Was Peter im großen erfaßt, veranschaulicht und erklärt, ist das alpenländische „Fensterin“, das in dieser Art im Dorfe aufkam, als um 1700 verschiedene Landesfürsten das Zusammenschlafen der Knechte und Mägde in einer Kammer abstellten und die Hofbesitzer „Buben- und Mentscher-kammern“ errichten mußten. Um jedwedes Einsteigen in letztere zu verhindern, wurden die Fenster der Mägdekammer vergittert. Das Anklopfen und Spruchwechseln beim Fenster ist in dieser Art demnach nicht über 300 Jahre alt. Die Anklopflieder dagegen entstammen einer höfischen Sitte und sind eine Weiterbildung der alten Liebesgrüße. Fastnachtspiele bekunden, wie sie aus der höfischen in die dörfliche Welt übergingen. Die Epoche des tatsächlichen „Gaßlgehns“ dagegen ging der des dörflichen „Fensterlns“ voraus, als sich auf der Gasse zu abendlicher oder nächtlicher Stunde noch alles abspielte, was die Jungmannschaft der ländlichen Arbeit aus der dumpfen Schlafkammer ins Freie hinausdrängte und zu Kundgebungen ihres Empfindens und Wollens zusammenführte, alle fahres- und lebenszeitlichen Ereignisse, jede Art von Volksjustiz, auch alle Arten der Ausrichtung zum anderen Geschlecht. Das „Laufen“ in der Vorwinter- und Vorfrühlingszeit gehörte ebenso dazu. Erst die Aufklärung schob die meisten dieser Bräuche in den hellen Tag.

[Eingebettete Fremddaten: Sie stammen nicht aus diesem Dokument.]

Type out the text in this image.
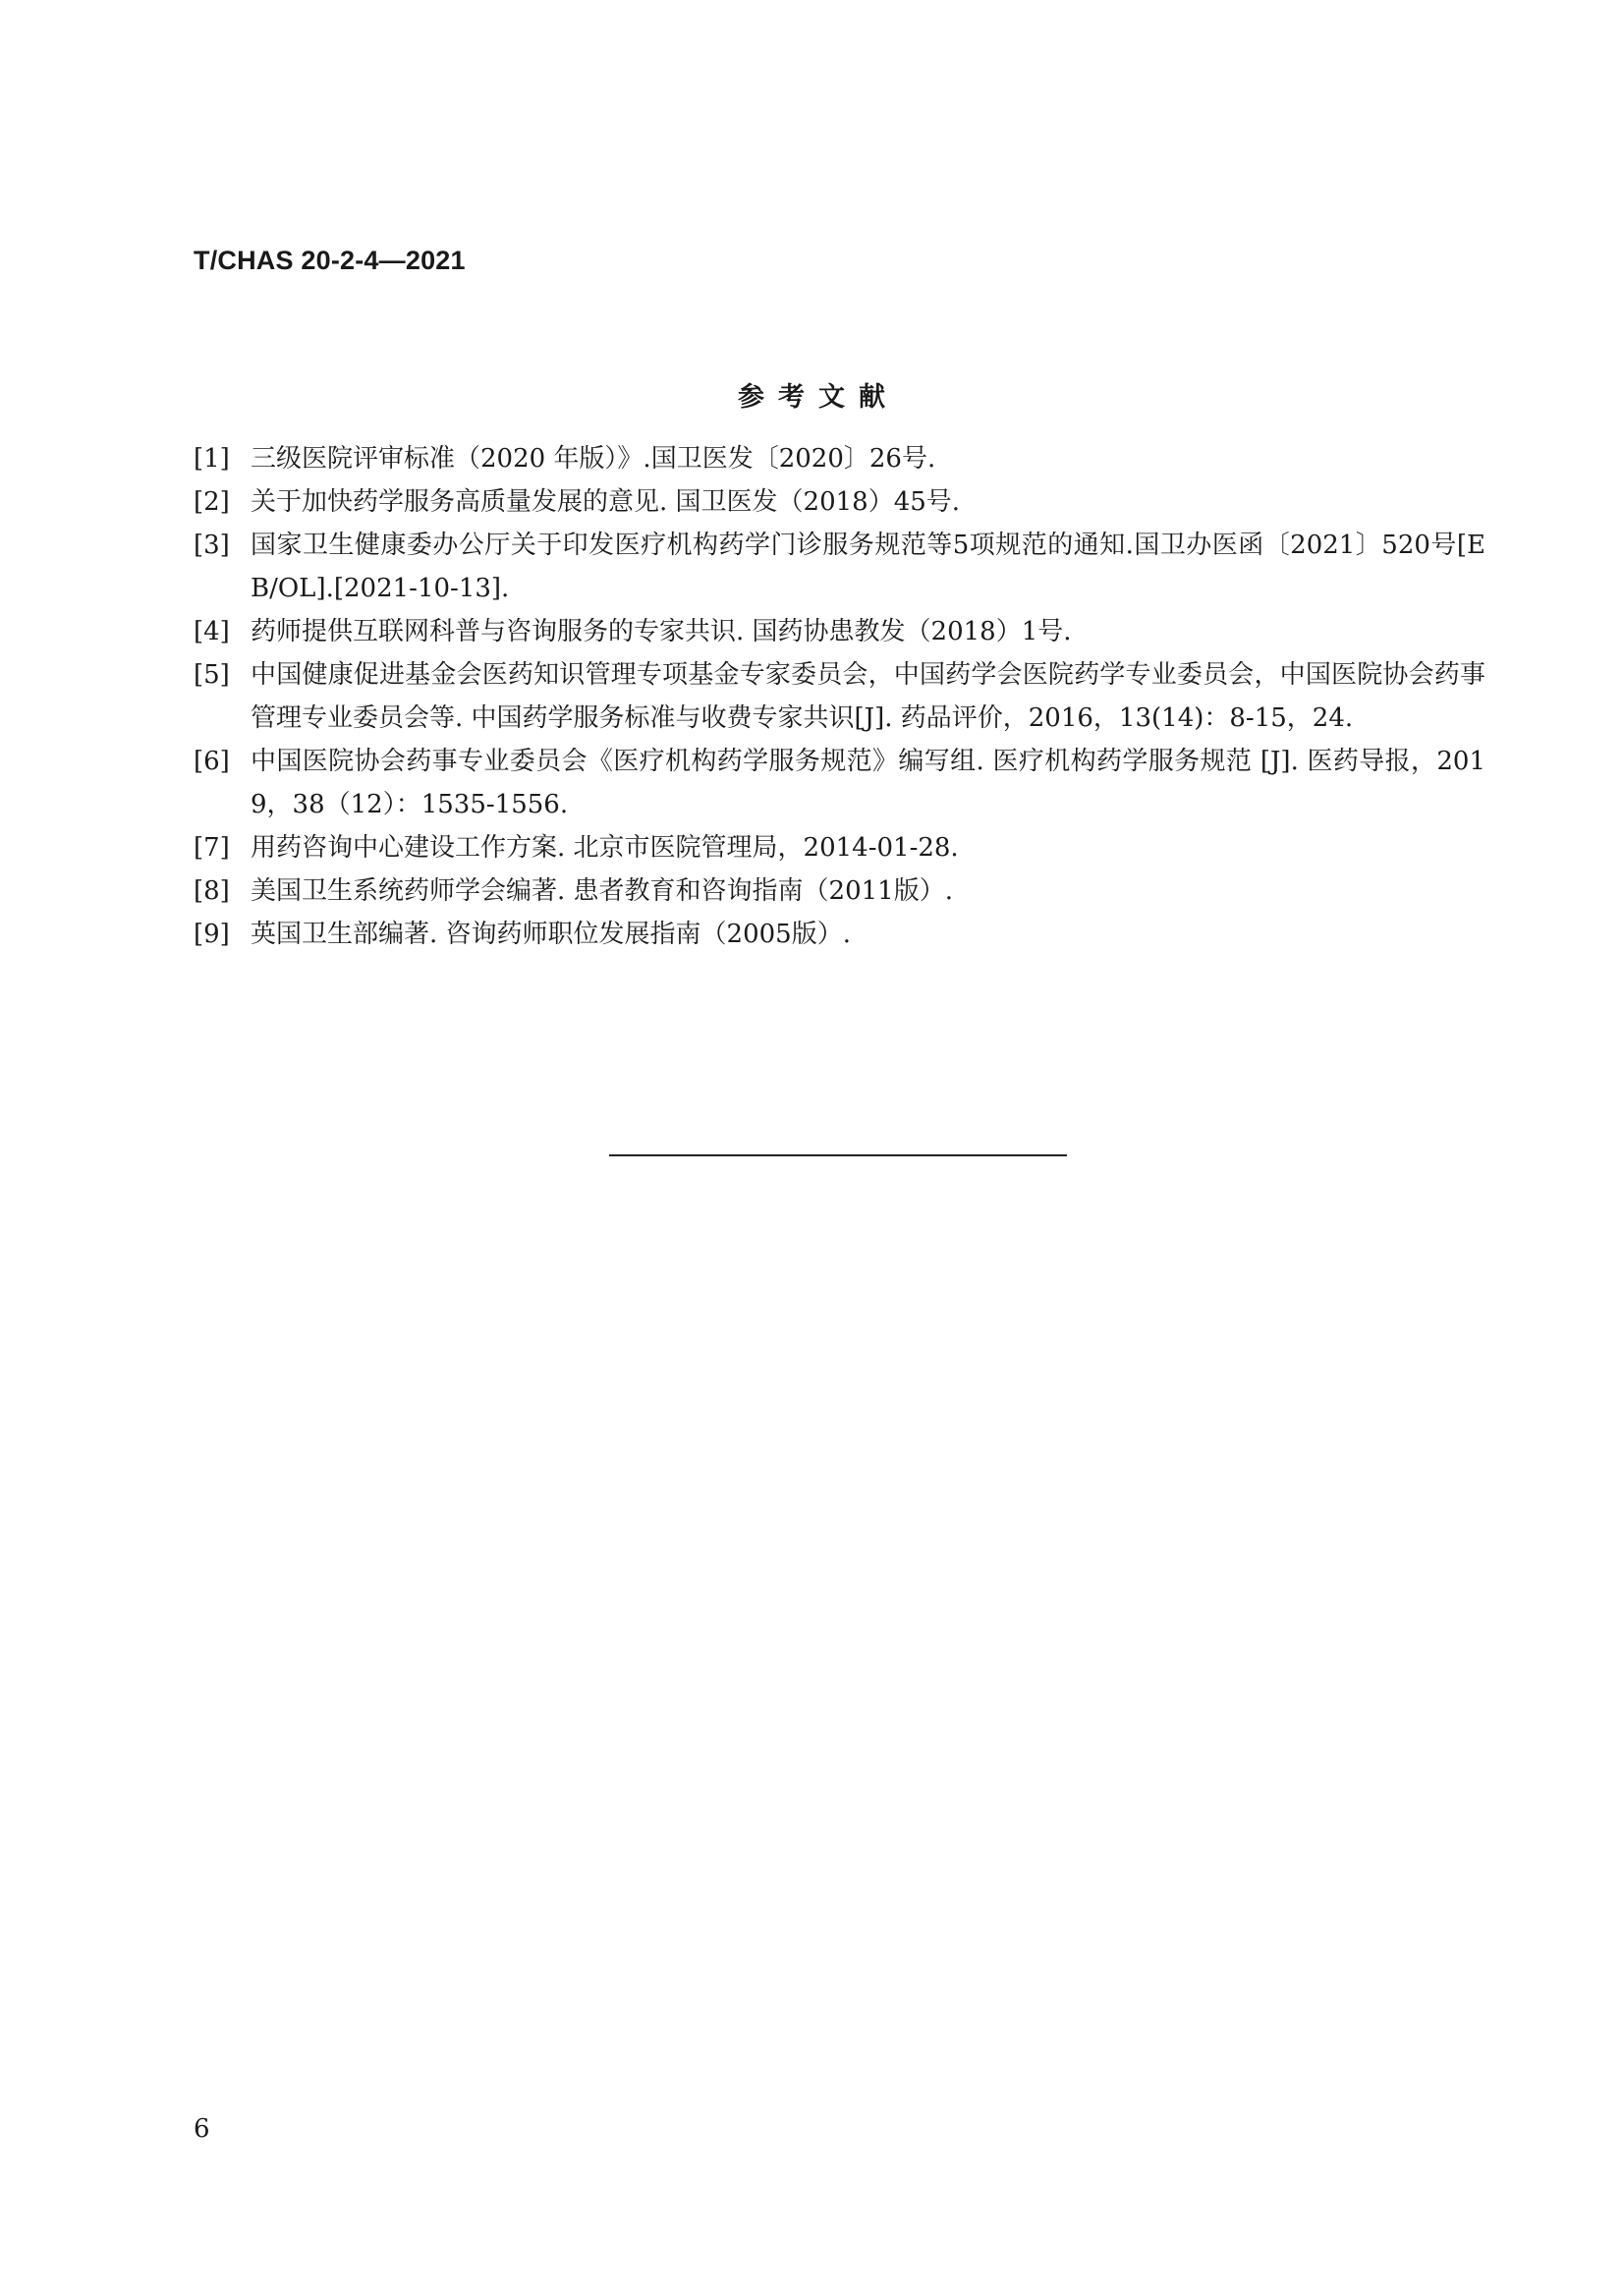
T/CHAS 20-2-4—2021
参考文献
[1] 三级医院评审标准（2020 年版）》.国卫医发〔2020〕26号.
[2] 关于加快药学服务高质量发展的意见. 国卫医发（2018）45号.
[3] 国家卫生健康委办公厅关于印发医疗机构药学门诊服务规范等5项规范的通知.国卫办医函〔2021〕520号[EB/OL].[2021-10-13].
[4] 药师提供互联网科普与咨询服务的专家共识. 国药协患教发（2018）1号.
[5] 中国健康促进基金会医药知识管理专项基金专家委员会，中国药学会医院药学专业委员会，中国医院协会药事管理专业委员会等. 中国药学服务标准与收费专家共识[J]. 药品评价，2016，13(14)：8-15，24.
[6] 中国医院协会药事专业委员会《医疗机构药学服务规范》编写组. 医疗机构药学服务规范 [J]. 医药导报，2019，38（12）：1535-1556.
[7] 用药咨询中心建设工作方案. 北京市医院管理局，2014-01-28.
[8] 美国卫生系统药师学会编著. 患者教育和咨询指南（2011版）.
[9] 英国卫生部编著. 咨询药师职位发展指南（2005版）.
6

Das vorausgesetzt, wird Peters Werk fast ganz auf die „Fensterlperiode“ eingeschränkt. Darin hat es seine große Bedeutung. Es geht vom Salzburgischen aus, bezieht aber auch die übrigen österreichischen Länder ein und bringt zum ersten Male eine Gesamtüberschau über die einschlägigen Sitten und Bräuche, die bisher nur in Einzelheiten und Oberflächlichkeiten beachtet und beschrieben wurden. Nicht minder reich sind ihre Beispiele der Fensterisprüche. Was sie über die Juhschreie, über die Rechtsauffassungen der beteiligten Burschen und Hausväter beibringt, wirft manches neue Licht auf die älteren Formen und auf diese Art der „Nachtfreierei“, die sie mit dem Jahre 1932 als gewesen bezeichnet. Rühmend hervorzuheben ist auch Peters Zurückhaltung in vielen Ausdeutungen, für welche geschichtliche Belege über wohnliche und soziale Verhältnisse und Entwicklungen unumgänglich sind. Freilich mangeln unseren bisherigen Kulturgeschichten und Volkskunden solche Seiten ganz. Auch die Begünstigung der kultischen Samstagnächte zur Abwehr des vorwiegend samstägigen „Fensterlns“ und die nahe Verwandtschaft beider Motiven- und Wortschätze ist noch nie berücksichtigt worden. Peters Werk bedeutet demnach einen ansehnlichen Fortschritt und eine erfreuliche Festlegung versinkenden Brauchtums auf Grund vieler, gerade noch lebender und erfaßbarer Zeugnisse, aber auch einen kräftigen Anstoß, eine Verpflichtung im Bereiche der Volkskunde.

Jahrbuch für Landeskunde von Niederösterreich. Neue Folge 30 (1949—1952). Gedächtnisschrift Max V a n c s a, II. Band. Selbstverlag des Vereines für Landeskunde von Niederösterreich und Wien. 262 Seiten, 36 Kunstdrucktafeln.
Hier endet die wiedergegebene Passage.